UMP: \begin{aligned} \max_{x_1,x_2,x_3\geq 0} \quad & \min(x_1,x_2)+x_3\\ \textrm{s.t.} \quad & p_1x_1+p_2x_2+p_3x_3\leq M\end{aligned}

Stage one: Solving the problem with respect to $$x_1$$ and $$x_2$$ holding $$x_3$$ constant \max_{x_3}\begin{pmatrix}{\begin{aligned}\max_{x_1,x_2} \quad & \min(x_1,x_2)+x_3\\ \textrm{s.t. } \quad & p_1x_1+p_2x_2\leq M-p_3x_3\end{aligned}}\end{pmatrix}

The problem inside the parentheses yields: $$x_1(p,x_3,M)=x_2(p,x_3,M)=\frac{M-p_3x_3}{p_1+p_2}$$ Notice that the solution to the problem inside the brackets is similar to a demand function for $$u=\min(x_1,x_2)$$ with the difference being that we adjusted income in the demand function for the expenditure that might occur on $$x_3$$

Stage Two: Solving the entire problem in terms of $$x_3$$ after obtaining demands for $$x_1,x_2$$ as a function of $$x_3$$. Substituting the values of $$x_1,x_2$$ that we derived above in the problem inside the parentheses gives us the following optimization problem in $$x_3$$: \begin{aligned} \max_{0\leq x_3\leq \frac{M}{p_3}} \quad & x_3+\frac{M-p_3x_3}{p_1+p_2} \\ \max_{0\leq x_3\leq \frac{M}{p_3}} \quad & \frac{(p_1+p_2-p_3)x_3}{p_1+p_2}+\frac{M}{p_1+p_2} \end{aligned}

from the above problem, we get the demand function for $$x_3$$ and consequently the demand functions for $$x_1, x_2$$ by substituting the demand for $$x_3$$ in our solution to the Stage One problem.

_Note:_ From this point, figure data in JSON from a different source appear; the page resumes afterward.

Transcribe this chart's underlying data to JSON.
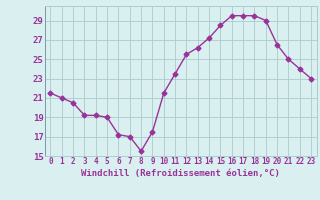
{
  "x": [
    0,
    1,
    2,
    3,
    4,
    5,
    6,
    7,
    8,
    9,
    10,
    11,
    12,
    13,
    14,
    15,
    16,
    17,
    18,
    19,
    20,
    21,
    22,
    23
  ],
  "y": [
    21.5,
    21.0,
    20.5,
    19.2,
    19.2,
    19.0,
    17.2,
    17.0,
    15.5,
    17.5,
    21.5,
    23.5,
    25.5,
    26.2,
    27.2,
    28.5,
    29.5,
    29.5,
    29.5,
    29.0,
    26.5,
    25.0,
    24.0,
    23.0
  ],
  "line_color": "#993399",
  "marker": "D",
  "markersize": 2.5,
  "linewidth": 1.0,
  "xlabel": "Windchill (Refroidissement éolien,°C)",
  "xlabel_fontsize": 6.5,
  "bg_color": "#daf0f0",
  "grid_color": "#aacccc",
  "axis_label_color": "#993399",
  "ylim": [
    15,
    30
  ],
  "yticks": [
    15,
    17,
    19,
    21,
    23,
    25,
    27,
    29
  ],
  "xticks": [
    0,
    1,
    2,
    3,
    4,
    5,
    6,
    7,
    8,
    9,
    10,
    11,
    12,
    13,
    14,
    15,
    16,
    17,
    18,
    19,
    20,
    21,
    22,
    23
  ],
  "xtick_fontsize": 5.5,
  "ytick_fontsize": 6.5
}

$$\boxed{(x_1,x_2,x_3)^d(p,M)=\begin{cases}(\frac{M}{p_3},0,0) & \text{if } p_1+p_2>p_3\\ (\frac{M}{p_1+p_2},\frac{M}{p_1+p_2},0) & \text{if } p_1+p_2\leq p_3\end{cases}}$$

Intuitively it is like a solution to a perfect substitute utility function, but one of the goods is a composite good consisting of two goods which are complementary.